Trump administration closes regional HHS office in downtown Seattle

Robert Kennedy, Secretary of Health and Human Services

Washington joined a coalition of states in suing the Trump administration Monday over the deep cuts and layoffs at the federal Department of Health and Human Services, which they say have torn the department apart, depriving it of the resources needed to do its job.

“Over the course of a few days in late March and early April, HHS Secretary Robert F. Kennedy Jr. dismantled the Department in violation of Congress’s instructions, the U.S. Constitution, and the many statutes that govern the Department’s programs,” the lawsuit, filed in federal District Court in Rhode Island, says.

The cuts and layoffs, the lawsuit says, have left the massive federal department “unable to perform statutory functions.”

There has been no one to answer phones at HHS offices, the lawsuit says, experiments have been abandoned, labs have stopped testing for infectious diseases, and the Food and Drug Administration missed a vaccine application deadline and canceled a test for the bird flu virus, suspending that program for a year.

Organizations that were supposed to receive grants from HHS programs like Head Start and the Low-Income Home Energy Assistance Program have been abandoned, with no one to answer their questions, the lawsuit says. Programs for coal miners suffering from black lung disease and for first responders of the 9/11 attacks on the World Trade Center have been hobbled as staff was laid off, the lawsuit says.

In total, the lawsuit says, the Trump administration has fired or pushed out 20,000 HHS employees, roughly a quarter of the department’s workforce.

Washington co-led the lawsuit — with New York and Rhode Island — which was filed by a total of 18 states and the District of Columbia.

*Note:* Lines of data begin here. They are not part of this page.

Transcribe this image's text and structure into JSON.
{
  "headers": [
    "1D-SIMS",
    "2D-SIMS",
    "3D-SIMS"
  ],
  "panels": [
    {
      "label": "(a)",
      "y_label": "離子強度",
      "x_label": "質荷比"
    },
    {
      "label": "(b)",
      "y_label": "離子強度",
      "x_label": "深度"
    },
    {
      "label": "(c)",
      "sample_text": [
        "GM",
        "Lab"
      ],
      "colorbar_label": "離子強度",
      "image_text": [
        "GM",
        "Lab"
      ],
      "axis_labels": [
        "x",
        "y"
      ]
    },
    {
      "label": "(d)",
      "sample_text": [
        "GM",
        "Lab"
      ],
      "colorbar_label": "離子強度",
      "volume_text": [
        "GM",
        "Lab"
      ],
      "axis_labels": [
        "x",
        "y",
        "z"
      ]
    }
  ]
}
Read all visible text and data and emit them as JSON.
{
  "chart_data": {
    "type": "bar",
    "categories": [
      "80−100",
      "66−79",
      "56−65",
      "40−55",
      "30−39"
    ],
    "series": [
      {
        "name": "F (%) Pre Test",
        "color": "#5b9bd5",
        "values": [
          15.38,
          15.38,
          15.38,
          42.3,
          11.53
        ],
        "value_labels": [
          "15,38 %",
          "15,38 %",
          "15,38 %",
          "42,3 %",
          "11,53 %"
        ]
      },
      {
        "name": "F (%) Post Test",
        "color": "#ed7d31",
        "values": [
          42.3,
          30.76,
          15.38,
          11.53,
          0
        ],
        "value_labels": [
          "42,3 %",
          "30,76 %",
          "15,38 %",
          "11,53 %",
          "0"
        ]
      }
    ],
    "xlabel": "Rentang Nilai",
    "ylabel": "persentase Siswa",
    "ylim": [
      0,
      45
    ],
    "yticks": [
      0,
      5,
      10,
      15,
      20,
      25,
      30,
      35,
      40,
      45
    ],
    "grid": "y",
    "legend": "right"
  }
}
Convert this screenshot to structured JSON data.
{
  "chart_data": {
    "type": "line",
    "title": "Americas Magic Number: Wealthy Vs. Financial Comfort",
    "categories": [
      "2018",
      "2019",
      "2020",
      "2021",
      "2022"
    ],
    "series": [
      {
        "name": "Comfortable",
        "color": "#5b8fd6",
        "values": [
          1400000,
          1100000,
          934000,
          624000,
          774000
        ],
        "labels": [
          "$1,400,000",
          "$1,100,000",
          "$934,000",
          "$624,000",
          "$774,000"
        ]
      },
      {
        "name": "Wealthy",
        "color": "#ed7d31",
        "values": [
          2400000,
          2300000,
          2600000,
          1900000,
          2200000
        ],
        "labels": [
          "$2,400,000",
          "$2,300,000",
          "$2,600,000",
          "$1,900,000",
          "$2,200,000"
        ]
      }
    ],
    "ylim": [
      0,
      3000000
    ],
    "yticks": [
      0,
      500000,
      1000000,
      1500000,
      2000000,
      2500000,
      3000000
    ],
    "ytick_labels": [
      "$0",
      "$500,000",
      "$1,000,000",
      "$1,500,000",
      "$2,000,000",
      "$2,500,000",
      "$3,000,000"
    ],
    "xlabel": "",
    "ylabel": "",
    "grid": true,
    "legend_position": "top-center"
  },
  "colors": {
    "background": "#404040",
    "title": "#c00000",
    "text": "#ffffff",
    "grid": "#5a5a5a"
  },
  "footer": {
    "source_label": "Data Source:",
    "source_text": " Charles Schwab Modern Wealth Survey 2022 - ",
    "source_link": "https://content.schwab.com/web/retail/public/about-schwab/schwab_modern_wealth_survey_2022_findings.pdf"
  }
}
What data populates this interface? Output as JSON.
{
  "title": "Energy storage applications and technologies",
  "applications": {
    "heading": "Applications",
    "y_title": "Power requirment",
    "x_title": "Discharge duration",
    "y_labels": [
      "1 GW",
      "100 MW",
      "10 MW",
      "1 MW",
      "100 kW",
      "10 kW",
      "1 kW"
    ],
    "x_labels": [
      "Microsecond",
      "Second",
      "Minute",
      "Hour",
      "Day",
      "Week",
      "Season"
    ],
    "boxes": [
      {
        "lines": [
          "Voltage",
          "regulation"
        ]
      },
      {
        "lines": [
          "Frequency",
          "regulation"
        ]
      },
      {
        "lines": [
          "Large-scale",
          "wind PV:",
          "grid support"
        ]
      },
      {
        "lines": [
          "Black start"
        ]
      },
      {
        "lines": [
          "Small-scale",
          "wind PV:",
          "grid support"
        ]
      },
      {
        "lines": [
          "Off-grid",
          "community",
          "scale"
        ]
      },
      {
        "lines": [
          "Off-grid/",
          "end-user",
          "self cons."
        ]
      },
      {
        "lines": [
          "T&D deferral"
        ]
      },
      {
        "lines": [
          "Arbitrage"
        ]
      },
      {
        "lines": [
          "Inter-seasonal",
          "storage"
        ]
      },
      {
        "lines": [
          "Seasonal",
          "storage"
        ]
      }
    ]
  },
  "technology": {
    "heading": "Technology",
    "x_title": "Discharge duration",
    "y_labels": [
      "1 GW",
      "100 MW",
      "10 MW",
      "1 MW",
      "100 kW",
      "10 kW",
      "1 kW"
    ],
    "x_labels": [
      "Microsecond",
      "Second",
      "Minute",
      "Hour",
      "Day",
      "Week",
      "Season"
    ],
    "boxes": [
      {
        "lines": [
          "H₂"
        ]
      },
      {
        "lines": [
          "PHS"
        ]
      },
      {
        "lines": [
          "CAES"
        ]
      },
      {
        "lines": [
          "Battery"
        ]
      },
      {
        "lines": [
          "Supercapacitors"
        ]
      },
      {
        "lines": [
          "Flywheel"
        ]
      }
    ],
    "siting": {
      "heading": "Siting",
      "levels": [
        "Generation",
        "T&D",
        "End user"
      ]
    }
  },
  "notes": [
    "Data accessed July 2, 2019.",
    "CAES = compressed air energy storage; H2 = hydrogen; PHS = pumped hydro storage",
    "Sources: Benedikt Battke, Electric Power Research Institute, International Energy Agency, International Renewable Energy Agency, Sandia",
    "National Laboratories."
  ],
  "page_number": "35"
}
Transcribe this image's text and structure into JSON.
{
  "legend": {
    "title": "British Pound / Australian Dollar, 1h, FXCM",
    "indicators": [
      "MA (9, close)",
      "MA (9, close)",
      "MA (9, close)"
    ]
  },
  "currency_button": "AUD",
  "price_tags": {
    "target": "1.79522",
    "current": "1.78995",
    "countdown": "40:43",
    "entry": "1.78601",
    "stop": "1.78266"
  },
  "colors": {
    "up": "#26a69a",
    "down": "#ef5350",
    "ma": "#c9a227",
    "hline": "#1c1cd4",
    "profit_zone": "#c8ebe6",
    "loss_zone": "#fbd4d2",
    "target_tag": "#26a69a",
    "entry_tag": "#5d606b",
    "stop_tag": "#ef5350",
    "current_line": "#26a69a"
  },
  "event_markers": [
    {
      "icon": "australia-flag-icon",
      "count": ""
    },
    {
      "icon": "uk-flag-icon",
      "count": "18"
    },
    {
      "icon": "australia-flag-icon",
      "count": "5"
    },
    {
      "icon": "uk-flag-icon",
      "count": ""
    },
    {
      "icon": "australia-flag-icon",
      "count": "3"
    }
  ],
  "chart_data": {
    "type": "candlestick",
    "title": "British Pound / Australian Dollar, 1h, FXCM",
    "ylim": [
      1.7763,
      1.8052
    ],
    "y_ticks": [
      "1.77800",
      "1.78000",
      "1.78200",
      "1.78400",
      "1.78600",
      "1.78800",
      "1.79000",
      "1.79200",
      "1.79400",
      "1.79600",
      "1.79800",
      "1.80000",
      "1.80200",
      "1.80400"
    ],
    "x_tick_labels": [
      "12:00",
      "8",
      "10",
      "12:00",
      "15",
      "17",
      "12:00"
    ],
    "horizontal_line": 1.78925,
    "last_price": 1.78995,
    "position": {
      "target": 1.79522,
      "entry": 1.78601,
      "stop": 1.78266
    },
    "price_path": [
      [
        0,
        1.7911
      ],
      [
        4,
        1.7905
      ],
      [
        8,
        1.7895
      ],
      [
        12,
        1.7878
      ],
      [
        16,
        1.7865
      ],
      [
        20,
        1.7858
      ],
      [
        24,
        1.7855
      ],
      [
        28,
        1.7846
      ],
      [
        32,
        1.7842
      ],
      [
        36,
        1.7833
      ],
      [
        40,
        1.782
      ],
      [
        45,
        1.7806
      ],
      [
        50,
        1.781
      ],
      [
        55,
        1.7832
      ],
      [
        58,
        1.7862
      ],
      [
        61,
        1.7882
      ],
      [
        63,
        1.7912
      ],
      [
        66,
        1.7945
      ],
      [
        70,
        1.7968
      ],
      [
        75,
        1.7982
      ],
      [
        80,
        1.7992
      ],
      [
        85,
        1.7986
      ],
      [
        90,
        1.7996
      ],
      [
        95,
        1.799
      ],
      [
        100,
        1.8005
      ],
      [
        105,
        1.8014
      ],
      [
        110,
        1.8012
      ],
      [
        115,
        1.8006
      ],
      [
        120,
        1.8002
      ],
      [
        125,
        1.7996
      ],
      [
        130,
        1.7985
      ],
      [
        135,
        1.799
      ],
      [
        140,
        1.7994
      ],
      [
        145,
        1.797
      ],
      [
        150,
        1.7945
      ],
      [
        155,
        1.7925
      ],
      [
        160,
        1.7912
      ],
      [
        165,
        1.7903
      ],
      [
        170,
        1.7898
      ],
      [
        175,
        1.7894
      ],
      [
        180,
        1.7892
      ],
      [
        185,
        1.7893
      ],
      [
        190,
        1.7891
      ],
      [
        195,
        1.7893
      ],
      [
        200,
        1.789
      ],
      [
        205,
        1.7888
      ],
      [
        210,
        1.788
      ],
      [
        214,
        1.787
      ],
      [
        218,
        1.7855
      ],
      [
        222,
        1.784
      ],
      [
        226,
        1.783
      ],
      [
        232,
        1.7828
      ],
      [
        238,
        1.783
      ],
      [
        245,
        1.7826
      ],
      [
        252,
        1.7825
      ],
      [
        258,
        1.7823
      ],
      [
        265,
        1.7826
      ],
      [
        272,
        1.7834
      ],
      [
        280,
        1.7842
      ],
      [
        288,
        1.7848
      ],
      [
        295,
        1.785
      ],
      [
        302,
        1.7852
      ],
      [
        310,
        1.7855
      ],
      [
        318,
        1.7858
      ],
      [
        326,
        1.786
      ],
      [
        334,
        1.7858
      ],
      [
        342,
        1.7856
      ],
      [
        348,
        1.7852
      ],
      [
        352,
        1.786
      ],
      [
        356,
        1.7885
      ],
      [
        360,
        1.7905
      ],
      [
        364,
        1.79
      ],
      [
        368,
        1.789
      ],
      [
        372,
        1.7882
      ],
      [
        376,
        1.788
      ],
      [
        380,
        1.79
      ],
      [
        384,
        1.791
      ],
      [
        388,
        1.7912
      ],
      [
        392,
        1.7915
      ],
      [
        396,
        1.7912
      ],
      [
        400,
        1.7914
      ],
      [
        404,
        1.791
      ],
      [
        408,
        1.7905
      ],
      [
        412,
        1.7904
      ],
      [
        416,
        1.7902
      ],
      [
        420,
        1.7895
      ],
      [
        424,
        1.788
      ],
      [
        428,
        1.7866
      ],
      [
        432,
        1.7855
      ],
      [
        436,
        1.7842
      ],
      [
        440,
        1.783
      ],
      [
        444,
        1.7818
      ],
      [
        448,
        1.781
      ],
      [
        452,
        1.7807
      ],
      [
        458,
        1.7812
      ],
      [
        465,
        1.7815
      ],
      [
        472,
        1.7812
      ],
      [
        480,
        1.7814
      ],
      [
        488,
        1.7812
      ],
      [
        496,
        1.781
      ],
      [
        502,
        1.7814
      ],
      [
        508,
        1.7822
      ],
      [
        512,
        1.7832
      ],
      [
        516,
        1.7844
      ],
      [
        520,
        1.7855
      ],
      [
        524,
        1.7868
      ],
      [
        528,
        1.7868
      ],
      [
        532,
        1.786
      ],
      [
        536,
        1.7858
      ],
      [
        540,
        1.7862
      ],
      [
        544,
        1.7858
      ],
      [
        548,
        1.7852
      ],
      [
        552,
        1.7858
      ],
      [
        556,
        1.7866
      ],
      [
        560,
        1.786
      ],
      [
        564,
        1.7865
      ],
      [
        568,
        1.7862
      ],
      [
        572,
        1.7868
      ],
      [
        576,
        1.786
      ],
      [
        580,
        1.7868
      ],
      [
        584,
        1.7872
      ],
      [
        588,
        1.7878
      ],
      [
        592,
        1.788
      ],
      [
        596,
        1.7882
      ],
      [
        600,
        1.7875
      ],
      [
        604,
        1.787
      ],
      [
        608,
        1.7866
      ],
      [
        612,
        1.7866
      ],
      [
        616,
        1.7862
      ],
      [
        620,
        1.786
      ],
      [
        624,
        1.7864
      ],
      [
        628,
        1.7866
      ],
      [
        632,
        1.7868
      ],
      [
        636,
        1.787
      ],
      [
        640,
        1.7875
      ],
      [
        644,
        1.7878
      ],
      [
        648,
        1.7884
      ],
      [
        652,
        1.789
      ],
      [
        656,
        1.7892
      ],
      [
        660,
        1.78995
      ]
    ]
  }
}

“These actions are both plainly illegal and a moral failing,” Washington Attorney General Nick Brown said in a prepared statement. “More Americans will suffer from illness, injury, and death without these commonsense programs.”

The lawsuit points to April 1, 2025, when it says HHS sent termination notices to some 10,000 employees and shuttered dozens of agencies.

“Employees were immediately expelled from their work email, laptops, and offices, work across the vast and complicated Department came to a sudden halt,” the lawsuit says.

On that day in Seattle, the administration shut down its regional office in Seattle, laying off hundreds of employees who served Washington, Oregon, Idaho and Alaska. HHS’ office space on the 15th floor of downtown Seattle’s Columbia Center was hastily abandoned that day. Desks were empty, cleared of papers and personal effects. A custodian pushed a trash barrel, cleaning up the detritus that remained.

The 15th floor office of U.S. Department of Health & Human Services office sits abandoned Tuesday, April 1, at Columbia Center in downtown Seattle. (David Gutman / The Seattle Times)

Kennedy later said many people were fired in error.

“Personnel that should not have been cut, were cut,” he said on April 3. “We’re reinstating them. And that was always the plan. Part of the — at DOGE, we talked about this from the beginning, is we’re going to do 80% cuts, but 20% of those are going to have to be reinstated, because we’ll make mistakes.”

Kennedy has said he wants to streamline the sprawling department, consolidating 28 agencies into 15. The Seattle office was one of five of the Department’s 10 regional offices that he shuttered.

But the cuts, the lawsuit says, were intended to eliminate many HHS programs, “even though Congress has appropriated funds for these programs.”

The administration intends to eliminate programs to study and treat HIV, hepatitis and tuberculosis, the lawsuit says. It intends to slash the budget for routine inspections of food facilities and for mental health and substance abuse treatment.

Trump lawsuit tracker

WA legal challenges to the president’s orders

Among the agencies Kennedy has moved to shutter is the National Institute for Occupational Safety and Health, which works to prevent workplace injuries and disease. It funds the Northwest Center for Occupational Health and Safety at the University of Washington, which would be forced to close without its parent agency.

NIOSH employees in Spokane recently designed and built a new dust control system for use in mines that reduces deadly silica dust by 93%, the lawsuit says.

Brown has previously sued the Trump administration over cuts to the National Institutes of Health (twice) and for an $11 billion cut in public health funding to the states. In total, he has sued the Trump administration 15 times.